Melbourne, Victoria; Australia;
- Frequency: 103.5 MHz

Programming
- Format: Classical, Jazz

Ownership
- Owner: Music Broadcasting Society of Victoria Limited; (Music Broadcasting Society of Victoria Limited);

History
- First air date: 1 July 1975
- Former frequencies: FM: 92.5 MHz (1975); FM: 93.7 MHz (1975-1988);

Technical information
- Transmitter coordinates: 37°50′11″S 145°20′50″E﻿ / ﻿37.8364°S 145.3472°E

Links
- Website: www.3mbs.org.au

= 3MBS =

3MBS is an FM radio station in Victoria, Australia, and began transmitting to Melbourne and surrounding areas on 1 July 1975. Since then it has operated successfully as a non-profit community-based organisation broadcasting classical and jazz music. 3MBS also led the way for the introduction of community radio in Australia back in 1968.
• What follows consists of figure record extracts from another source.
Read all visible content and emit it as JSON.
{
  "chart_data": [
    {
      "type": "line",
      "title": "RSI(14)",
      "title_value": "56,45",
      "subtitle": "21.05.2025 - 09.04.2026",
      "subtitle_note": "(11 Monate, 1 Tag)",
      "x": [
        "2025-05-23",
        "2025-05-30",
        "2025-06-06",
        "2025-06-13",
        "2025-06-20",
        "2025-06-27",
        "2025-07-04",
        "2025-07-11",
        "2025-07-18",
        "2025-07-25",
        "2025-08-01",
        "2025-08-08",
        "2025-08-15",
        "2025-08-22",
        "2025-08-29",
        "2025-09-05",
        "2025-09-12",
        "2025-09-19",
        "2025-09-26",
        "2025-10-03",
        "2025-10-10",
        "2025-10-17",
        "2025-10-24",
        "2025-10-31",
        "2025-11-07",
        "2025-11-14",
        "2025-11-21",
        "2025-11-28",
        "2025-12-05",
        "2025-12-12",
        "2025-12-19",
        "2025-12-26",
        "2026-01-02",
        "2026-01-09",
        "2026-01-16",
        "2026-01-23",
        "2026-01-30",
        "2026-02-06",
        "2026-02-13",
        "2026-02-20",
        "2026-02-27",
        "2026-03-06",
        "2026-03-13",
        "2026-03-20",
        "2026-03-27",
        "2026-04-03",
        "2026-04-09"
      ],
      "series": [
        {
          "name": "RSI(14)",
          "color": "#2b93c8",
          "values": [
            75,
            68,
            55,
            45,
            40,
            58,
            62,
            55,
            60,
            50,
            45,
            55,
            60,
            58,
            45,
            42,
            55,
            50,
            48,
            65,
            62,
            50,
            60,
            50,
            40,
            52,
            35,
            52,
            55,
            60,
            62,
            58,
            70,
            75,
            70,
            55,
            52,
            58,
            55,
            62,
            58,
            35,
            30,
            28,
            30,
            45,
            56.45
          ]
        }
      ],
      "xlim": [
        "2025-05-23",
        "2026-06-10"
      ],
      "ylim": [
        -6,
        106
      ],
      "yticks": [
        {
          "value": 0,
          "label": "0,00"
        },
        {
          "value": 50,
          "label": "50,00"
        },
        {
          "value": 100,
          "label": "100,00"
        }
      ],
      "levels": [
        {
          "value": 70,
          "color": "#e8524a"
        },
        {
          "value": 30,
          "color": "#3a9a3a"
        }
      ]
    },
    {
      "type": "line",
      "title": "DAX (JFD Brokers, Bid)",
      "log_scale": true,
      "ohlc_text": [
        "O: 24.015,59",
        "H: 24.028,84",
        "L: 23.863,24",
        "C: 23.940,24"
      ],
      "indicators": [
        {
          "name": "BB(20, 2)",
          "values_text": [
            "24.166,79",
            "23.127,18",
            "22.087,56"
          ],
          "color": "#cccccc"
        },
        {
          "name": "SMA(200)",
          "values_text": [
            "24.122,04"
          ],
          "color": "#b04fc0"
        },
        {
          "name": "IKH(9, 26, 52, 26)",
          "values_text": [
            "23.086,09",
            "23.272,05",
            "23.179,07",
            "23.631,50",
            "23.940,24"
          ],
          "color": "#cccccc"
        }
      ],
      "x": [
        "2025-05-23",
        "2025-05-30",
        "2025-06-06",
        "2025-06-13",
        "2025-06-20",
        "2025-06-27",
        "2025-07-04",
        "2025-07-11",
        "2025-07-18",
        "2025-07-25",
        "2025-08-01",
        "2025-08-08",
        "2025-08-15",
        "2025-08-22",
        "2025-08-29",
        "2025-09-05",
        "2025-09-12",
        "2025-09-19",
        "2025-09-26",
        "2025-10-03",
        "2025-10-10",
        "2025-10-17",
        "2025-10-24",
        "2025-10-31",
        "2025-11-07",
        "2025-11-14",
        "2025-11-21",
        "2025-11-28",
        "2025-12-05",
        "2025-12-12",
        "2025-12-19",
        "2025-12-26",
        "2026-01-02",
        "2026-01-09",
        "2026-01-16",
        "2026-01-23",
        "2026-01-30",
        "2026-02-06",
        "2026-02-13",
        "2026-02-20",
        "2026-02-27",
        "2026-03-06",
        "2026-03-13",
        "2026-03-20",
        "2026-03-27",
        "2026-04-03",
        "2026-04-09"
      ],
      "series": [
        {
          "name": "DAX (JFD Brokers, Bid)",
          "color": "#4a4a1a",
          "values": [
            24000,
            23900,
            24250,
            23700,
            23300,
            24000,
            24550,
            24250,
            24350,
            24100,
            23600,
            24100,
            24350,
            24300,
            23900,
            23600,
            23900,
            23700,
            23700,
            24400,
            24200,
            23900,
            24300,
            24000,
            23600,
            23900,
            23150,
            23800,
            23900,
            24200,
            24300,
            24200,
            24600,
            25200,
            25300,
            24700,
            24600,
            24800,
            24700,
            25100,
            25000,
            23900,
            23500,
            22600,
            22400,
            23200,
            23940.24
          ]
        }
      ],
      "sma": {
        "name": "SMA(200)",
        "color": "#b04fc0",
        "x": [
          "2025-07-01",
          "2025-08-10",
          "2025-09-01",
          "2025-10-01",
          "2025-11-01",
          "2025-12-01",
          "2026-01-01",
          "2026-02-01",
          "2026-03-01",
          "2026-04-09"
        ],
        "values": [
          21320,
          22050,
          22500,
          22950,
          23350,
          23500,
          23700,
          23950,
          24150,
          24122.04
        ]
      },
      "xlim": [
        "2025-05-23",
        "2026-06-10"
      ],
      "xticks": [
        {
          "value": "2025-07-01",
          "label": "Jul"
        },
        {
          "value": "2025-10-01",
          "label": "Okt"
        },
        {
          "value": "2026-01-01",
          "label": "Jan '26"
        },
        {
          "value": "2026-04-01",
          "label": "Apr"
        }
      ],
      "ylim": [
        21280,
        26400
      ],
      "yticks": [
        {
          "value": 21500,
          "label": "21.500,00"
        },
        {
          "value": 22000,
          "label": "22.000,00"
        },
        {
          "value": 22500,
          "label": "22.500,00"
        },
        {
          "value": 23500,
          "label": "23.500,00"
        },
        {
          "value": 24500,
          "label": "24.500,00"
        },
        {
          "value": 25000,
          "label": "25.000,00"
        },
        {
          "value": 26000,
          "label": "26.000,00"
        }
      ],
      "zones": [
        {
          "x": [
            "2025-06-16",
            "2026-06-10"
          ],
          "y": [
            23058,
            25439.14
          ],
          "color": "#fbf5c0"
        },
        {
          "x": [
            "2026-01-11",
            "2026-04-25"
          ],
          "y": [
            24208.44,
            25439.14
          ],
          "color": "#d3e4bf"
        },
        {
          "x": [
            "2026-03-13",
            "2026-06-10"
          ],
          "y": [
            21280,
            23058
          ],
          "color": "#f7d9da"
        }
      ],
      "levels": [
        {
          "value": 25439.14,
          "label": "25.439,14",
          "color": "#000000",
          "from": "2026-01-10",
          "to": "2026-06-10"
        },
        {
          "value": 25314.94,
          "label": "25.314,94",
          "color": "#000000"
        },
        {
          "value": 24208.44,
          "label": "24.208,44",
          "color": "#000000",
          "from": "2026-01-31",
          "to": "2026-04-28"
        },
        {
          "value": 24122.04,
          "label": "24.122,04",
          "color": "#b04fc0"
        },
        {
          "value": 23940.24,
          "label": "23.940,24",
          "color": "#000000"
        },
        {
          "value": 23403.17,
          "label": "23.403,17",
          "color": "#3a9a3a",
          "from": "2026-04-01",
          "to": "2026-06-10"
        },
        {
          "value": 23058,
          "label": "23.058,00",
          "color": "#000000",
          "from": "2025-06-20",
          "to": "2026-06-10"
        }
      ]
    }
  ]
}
It is part of the national Australian Fine Music Network.

==History==
The increasing popularity of rock music through the late 1950s and 1960s led to a reduction in the amount of classical music played on the ABC and commercial radio stations in Australia. Up until the early 1950s most radio stations employed orchestras to play music which included classical music. By the 1960s, only the ABC supported its own orchestra. But even the ABC had dramatically reduced the amount of classical music on air.
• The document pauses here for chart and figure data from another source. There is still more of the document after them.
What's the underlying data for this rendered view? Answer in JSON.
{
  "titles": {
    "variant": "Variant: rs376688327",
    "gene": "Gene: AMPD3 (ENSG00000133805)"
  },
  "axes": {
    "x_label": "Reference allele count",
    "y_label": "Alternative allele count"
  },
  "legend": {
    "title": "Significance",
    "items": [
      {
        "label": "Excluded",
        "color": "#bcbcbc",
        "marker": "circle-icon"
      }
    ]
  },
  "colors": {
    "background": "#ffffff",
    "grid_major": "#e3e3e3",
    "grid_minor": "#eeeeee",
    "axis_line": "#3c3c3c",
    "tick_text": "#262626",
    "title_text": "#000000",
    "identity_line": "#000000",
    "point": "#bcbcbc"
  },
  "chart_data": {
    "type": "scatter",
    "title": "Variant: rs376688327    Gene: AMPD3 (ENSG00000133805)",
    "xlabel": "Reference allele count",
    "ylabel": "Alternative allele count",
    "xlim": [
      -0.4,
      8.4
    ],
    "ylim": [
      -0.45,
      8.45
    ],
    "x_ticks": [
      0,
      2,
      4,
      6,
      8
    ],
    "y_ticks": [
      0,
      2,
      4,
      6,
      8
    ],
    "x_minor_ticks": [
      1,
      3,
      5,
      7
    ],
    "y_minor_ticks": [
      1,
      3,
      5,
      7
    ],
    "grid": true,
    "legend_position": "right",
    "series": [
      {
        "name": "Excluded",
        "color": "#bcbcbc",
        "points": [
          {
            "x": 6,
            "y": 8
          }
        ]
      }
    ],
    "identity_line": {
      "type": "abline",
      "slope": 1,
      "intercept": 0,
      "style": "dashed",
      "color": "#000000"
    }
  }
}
A music fan and radio engineer, Brian Cabena, was unhappy about being unable to listen to the music he liked on the radio - and he did something about it. After much unsuccessful lobbying of radio stations, he turned his attention to the government. He argued that if the existing stations were not willing to program for classical music fans, the government should license new stations that would.

In 1968, Cabena wrote a letter to The Age calling a meeting of anyone interested in pursuing the idea of a listener-run classical music radio station. 200 people turned up and the Music Broadcasting Society (MBS) of Victoria was born. The group spent years lobbying the government for what they called "listener controlled" radio.
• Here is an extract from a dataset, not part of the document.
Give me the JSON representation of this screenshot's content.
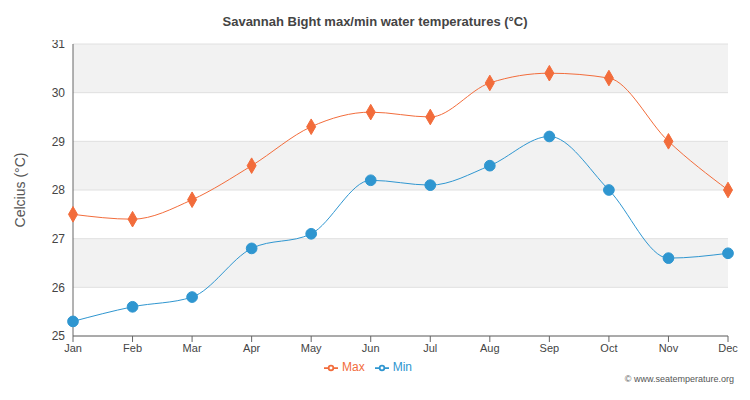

The government rejected their approaches. The initial response from the government was that the AM band was full and the existing stations catered for the majority of listener needs. But Brian Cabena was persistent and eventually convinced the government that the FM band would work for metropolitan-wide broadcasting.

After a change of government in 1972, public, or what is now termed community broadcasting got off the ground. People from the Melbourne MBS station travelled to Sydney and started up a Sydney MBS, 2MBS, which had the same aims: for people who liked classical music to volunteer to operate a radio station that would principally broadcast classical music.

2MBS went to air in late 1974 and Brian Cabena got 3MBS to air in July 1975. This led to the development of a range of community radio stations catering for diverse interests across the country.

At 6.30pm in July 1975, 3MBS played Carl Orff's Carmina Burana as its first licensed broadcast. It was not only the first community broadcaster to be heard in Victoria, but also the first radio station in the State to transmit on the newly established FM band.

3MBS originally broadcast on 92.5 MHz on the FM band. By November 1975 it had moved to 93.7 MHz before moving to its current position of 103.5 MHz in 1988 when a number of Melbourne FM radio stations were assigned new frequencies.

The station was able to operate through subscription (initially set at $10 per annum) contributed by all those who shared the need to have a station in Melbourne broadcasting classical music.

The advent of ABC-FM in 1976 caused a drop in the number of subscribers to 3MBS. However, as people realised that they could have the best of both worlds, by switching from one station to the other in order to hear music to which they wished to listen, the subscriber base moved upwards again, so that by the 1980s 3MBS was financially secure.

==Support for local music==
From the early 90s, 3MBS took its charter to support local music seriously. In association with the Music Society of Victoria, the station developed the 3MBS Young Performers Award. In the year 2000, it developed a National Composer Award.

Apart from the broad spectrum of music presented, 3MBS has actively encouraged and supported the endeavours of local musicians, recording and later broadcasting their concerts and recitals. It also conducts a Musicians-in-Residence programme, a Daily Arts Diary and Accidental Arts programme.